Documentation matters
Missing or incomplete paperwork is one of the most common reasons applications get delayed or denied. Programs often require copies of your contract, paid invoices, permits, inspection sign-offs, and equipment details. Keeping these documents organized and ready to upload helps prevent slowdowns once your application is under review.
Policies evolve
Net metering credit rates, export rules, and interconnection timelines can change. Reviewing your utility company’s tariff and your state public utilities commission notices before you sign a contract helps you avoid surprises.
Applying state incentives to your solar project
State incentives can make a noticeable difference in what you pay and how soon your system starts to save money. Taking time to confirm what’s available where you live and how those programs work together will help you plan properly.
Start with a quick map of what’s available where you live. Look up your state and utility on DSIRE, then confirm details on your state energy office website and your utility’s customer programs page. Note any deadlines, document lists, or funding blocks that apply to residential projects.
Next, bring that checklist to your installer quotes. Ask each solar installer how their design, equipment choices, and schedule align with current incentives. A good proposal will show you how state credits, utility rebates, property tax exemptions, and production payments affect your total cost and cash flow. Many marketplaces even let you compare multiple quotes side by side with incentives factored in.
Frequently asked questions
How do different solar incentives work together?
Many homeowners qualify for more than one incentive, such as a state tax credit, a utility rebate, and a performance-based payment. These programs can usually be combined, but each has its own rules for eligibility and timing. Keep copies of your invoices, inspection approvals, and application confirmations so you can track how each benefit applies. Your installer or tax professional can help you file in the right order to maximize your savings.
Where can I find the most up-to-date information on my state’s incentives?
DSIRE maintains the most comprehensive, up-to-date database of federal, state, and utility solar programs. Your state energy office and utility company’s customer program pages will also list current rebate applications, credit rates, and timelines.

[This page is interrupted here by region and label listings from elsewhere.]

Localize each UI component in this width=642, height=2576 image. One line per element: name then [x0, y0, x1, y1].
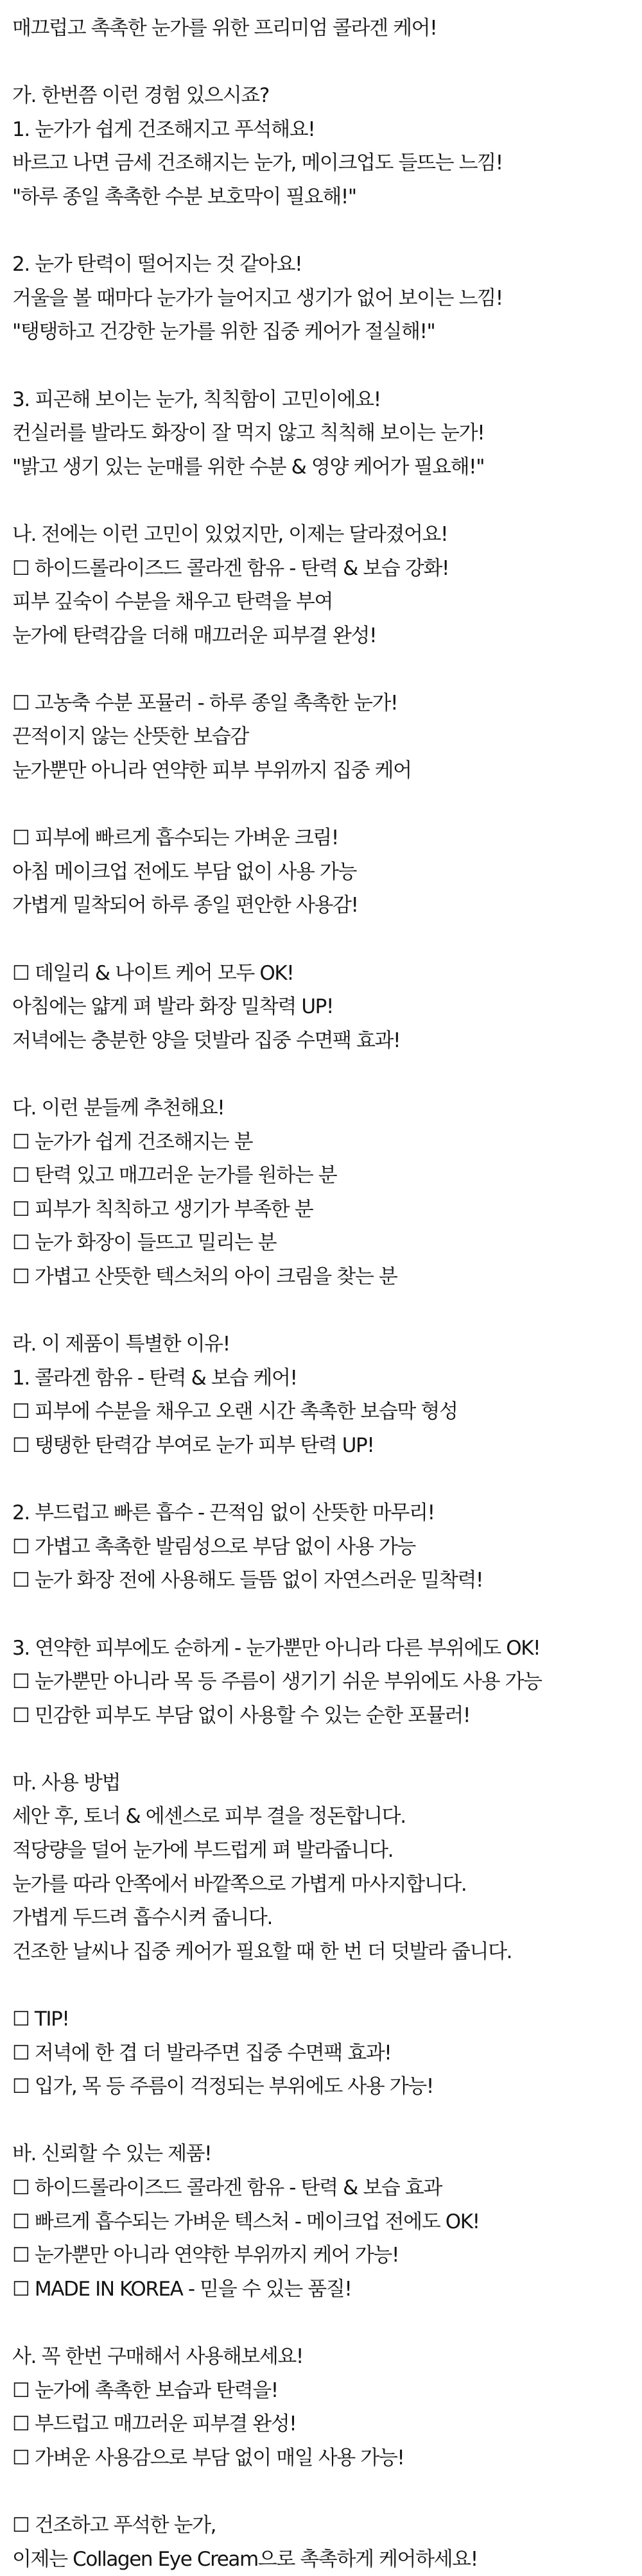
text-line: 2. 부드럽고 빠른 흡수 - 끈적임 없이 산뜻한 마무리!	[12, 1501, 435, 1525]
text-line: ☐ MADE IN KOREA - 믿을 수 있는 품질!	[12, 2277, 352, 2301]
text-line: 바르고 나면 금세 건조해지는 눈가, 메이크업도 들뜨는 느낌!	[12, 151, 503, 175]
blank-line	[12, 484, 632, 518]
text-line: 2. 눈가 탄력이 떨어지는 것 같아요!	[12, 253, 302, 277]
text-line: 아침에는 얇게 펴 발라 화장 밀착력 UP!	[12, 995, 333, 1019]
blank-line	[12, 1732, 632, 1766]
text-line: "밝고 생기 있는 눈매를 위한 수분 & 영양 케어가 필요해!"	[12, 455, 485, 479]
text-line: ☐ 탱탱한 탄력감 부여로 눈가 피부 탄력 UP!	[12, 1433, 374, 1457]
text-line: ☐ 눈가가 쉽게 건조해지는 분	[12, 1130, 253, 1154]
text-line: ☐ 피부에 수분을 채우고 오랜 시간 촉촉한 보습막 형성	[12, 1400, 458, 1424]
text-line: 매끄럽고 촉촉한 눈가를 위한 프리미엄 콜라겐 케어!	[12, 17, 437, 40]
text-line: ☐ 빠르게 흡수되는 가벼운 텍스처 - 메이크업 전에도 OK!	[12, 2210, 480, 2233]
text-line: 눈가에 탄력감을 더해 매끄러운 피부결 완성!	[12, 624, 377, 647]
blank-line	[12, 1057, 632, 1091]
text-line: ☐ 민감한 피부도 부담 없이 사용할 수 있는 순한 포뮬러!	[12, 1703, 470, 1727]
text-line: 세안 후, 토너 & 에센스로 피부 결을 정돈합니다.	[12, 1805, 406, 1829]
blank-line	[12, 214, 632, 248]
text-line: ☐ 건조하고 푸석한 눈가,	[12, 2513, 216, 2537]
text-line: 저녁에는 충분한 양을 덧발라 집중 수면팩 효과!	[12, 1028, 401, 1052]
text-line: 사. 꼭 한번 구매해서 사용해보세요!	[12, 2344, 303, 2368]
blank-line	[12, 2475, 632, 2509]
blank-line	[12, 2306, 632, 2340]
blank-line	[12, 923, 632, 957]
text-line: 눈가를 따라 안쪽에서 바깥쪽으로 가볍게 마사지합니다.	[12, 1872, 467, 1896]
text-line: 3. 피곤해 보이는 눈가, 칙칙함이 고민이에요!	[12, 388, 381, 411]
text-line: 눈가뿐만 아니라 연약한 피부 부위까지 집중 케어	[12, 759, 412, 783]
text-line: 이제는 Collagen Eye Cream으로 촉촉하게 케어하세요!	[12, 2547, 478, 2571]
text-line: ☐ 눈가에 촉촉한 보습과 탄력을!	[12, 2378, 278, 2402]
text-line: 나. 전에는 이런 고민이 있었지만, 이제는 달라졌어요!	[12, 522, 448, 546]
text-line: ☐ 저녁에 한 겹 더 발라주면 집중 수면팩 효과!	[12, 2041, 392, 2065]
blank-line	[12, 349, 632, 383]
text-line: 적당량을 덜어 눈가에 부드럽게 펴 발라줍니다.	[12, 1839, 394, 1863]
text-line: ☐ 눈가뿐만 아니라 목 등 주름이 생기기 쉬운 부위에도 사용 가능	[12, 1670, 542, 1694]
text-line: 끈적이지 않는 산뜻한 보습감	[12, 725, 248, 749]
product-description	[12, 12, 632, 2576]
text-line: ☐ 가볍고 촉촉한 발림성으로 부담 없이 사용 가능	[12, 1535, 415, 1558]
blank-line	[12, 46, 632, 80]
text-line: ☐ 부드럽고 매끄러운 피부결 완성!	[12, 2412, 297, 2436]
text-line: ☐ TIP!	[12, 2008, 69, 2031]
text-line: 컨실러를 발라도 화장이 잘 먹지 않고 칙칙해 보이는 눈가!	[12, 422, 485, 445]
blank-line	[12, 1968, 632, 2002]
text-line: "탱탱하고 건강한 눈가를 위한 집중 케어가 절실해!"	[12, 320, 435, 344]
text-line: 3. 연약한 피부에도 순하게 - 눈가뿐만 아니라 다른 부위에도 OK!	[12, 1636, 541, 1660]
text-line: 1. 눈가가 쉽게 건조해지고 푸석해요!	[12, 117, 315, 141]
text-line: 마. 사용 방법	[12, 1771, 121, 1795]
text-line: ☐ 가볍고 산뜻한 텍스처의 아이 크림을 찾는 분	[12, 1265, 397, 1288]
text-line: ☐ 고농축 수분 포뮬러 - 하루 종일 촉촉한 눈가!	[12, 691, 398, 715]
text-line: ☐ 가벼운 사용감으로 부담 없이 매일 사용 가능!	[12, 2446, 404, 2469]
text-line: 라. 이 제품이 특별한 이유!	[12, 1333, 230, 1356]
text-line: "하루 종일 촉촉한 수분 보호막이 필요해!"	[12, 185, 356, 209]
text-line: ☐ 눈가 화장이 들뜨고 밀리는 분	[12, 1231, 277, 1255]
text-line: ☐ 눈가뿐만 아니라 연약한 부위까지 케어 가능!	[12, 2244, 399, 2267]
text-line: 바. 신뢰할 수 있는 제품!	[12, 2142, 212, 2166]
text-line: 다. 이런 분들께 추천해요!	[12, 1096, 225, 1120]
text-line: 피부 깊숙이 수분을 채우고 탄력을 부여	[12, 590, 333, 614]
text-line: 건조한 날씨나 집중 케어가 필요할 때 한 번 더 덧발라 줍니다.	[12, 1940, 512, 1963]
text-line: ☐ 데일리 & 나이트 케어 모두 OK!	[12, 961, 294, 985]
text-line: ☐ 피부가 칙칙하고 생기가 부족한 분	[12, 1197, 313, 1221]
text-line: ☐ 탄력 있고 매끄러운 눈가를 원하는 분	[12, 1164, 337, 1188]
text-line: ☐ 하이드롤라이즈드 콜라겐 함유 - 탄력 & 보습 효과	[12, 2176, 442, 2199]
text-line: ☐ 피부에 빠르게 흡수되는 가벼운 크림!	[12, 826, 338, 850]
blank-line	[12, 653, 632, 687]
text-line: 1. 콜라겐 함유 - 탄력 & 보습 케어!	[12, 1366, 297, 1390]
blank-line	[12, 1598, 632, 1632]
blank-line	[12, 1463, 632, 1497]
text-line: 가볍게 두드려 흡수시켜 줍니다.	[12, 1906, 272, 1930]
text-line: ☐ 하이드롤라이즈드 콜라겐 함유 - 탄력 & 보습 강화!	[12, 556, 449, 580]
blank-line	[12, 788, 632, 822]
text-line: 가. 한번쯤 이런 경험 있으시죠?	[12, 84, 269, 108]
text-line: 아침 메이크업 전에도 부담 없이 사용 가능	[12, 860, 357, 883]
blank-line	[12, 1294, 632, 1328]
text-line: ☐ 눈가 화장 전에 사용해도 들뜸 없이 자연스러운 밀착력!	[12, 1569, 483, 1592]
text-line: ☐ 입가, 목 등 주름이 걱정되는 부위에도 사용 가능!	[12, 2075, 433, 2099]
text-line: 가볍게 밀착되어 하루 종일 편안한 사용감!	[12, 894, 358, 917]
text-line: 거울을 볼 때마다 눈가가 늘어지고 생기가 없어 보이는 느낌!	[12, 286, 503, 310]
blank-line	[12, 2104, 632, 2138]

Are there caps on how much I can receive from state rebates?
Many programs set a per-watt cap, a maximum dollar amount per project, or annual budget totals. Some also set system size limits or step down the rebate as more capacity is installed. Read the current terms, then ask your installer to show where your project falls within those limits.
Will net metering rates impact my overall savings?
Yes. The rate you earn for excess electricity can have a major effect on your total savings over time. When utilities credit exports at the full retail rate, homeowners see the highest long-term value from their solar systems. If credits are based on time-of-use or value-based pricing, the benefit may be smaller, especially if most of your production happens when rates are low. Pairing solar with a battery can help capture more of your own energy and use it later when electricity costs more, which improves overall savings.
Can leased and purchased solar systems both qualify for state incentives?
Eligibility depends on the program. With a purchase or loan, the homeowner is able to claim all incentives. With a third-party arrangement, such as a lease or power purchase agreement, whoever owns the system claims the incentives. Confirm who receives which benefit before you sign.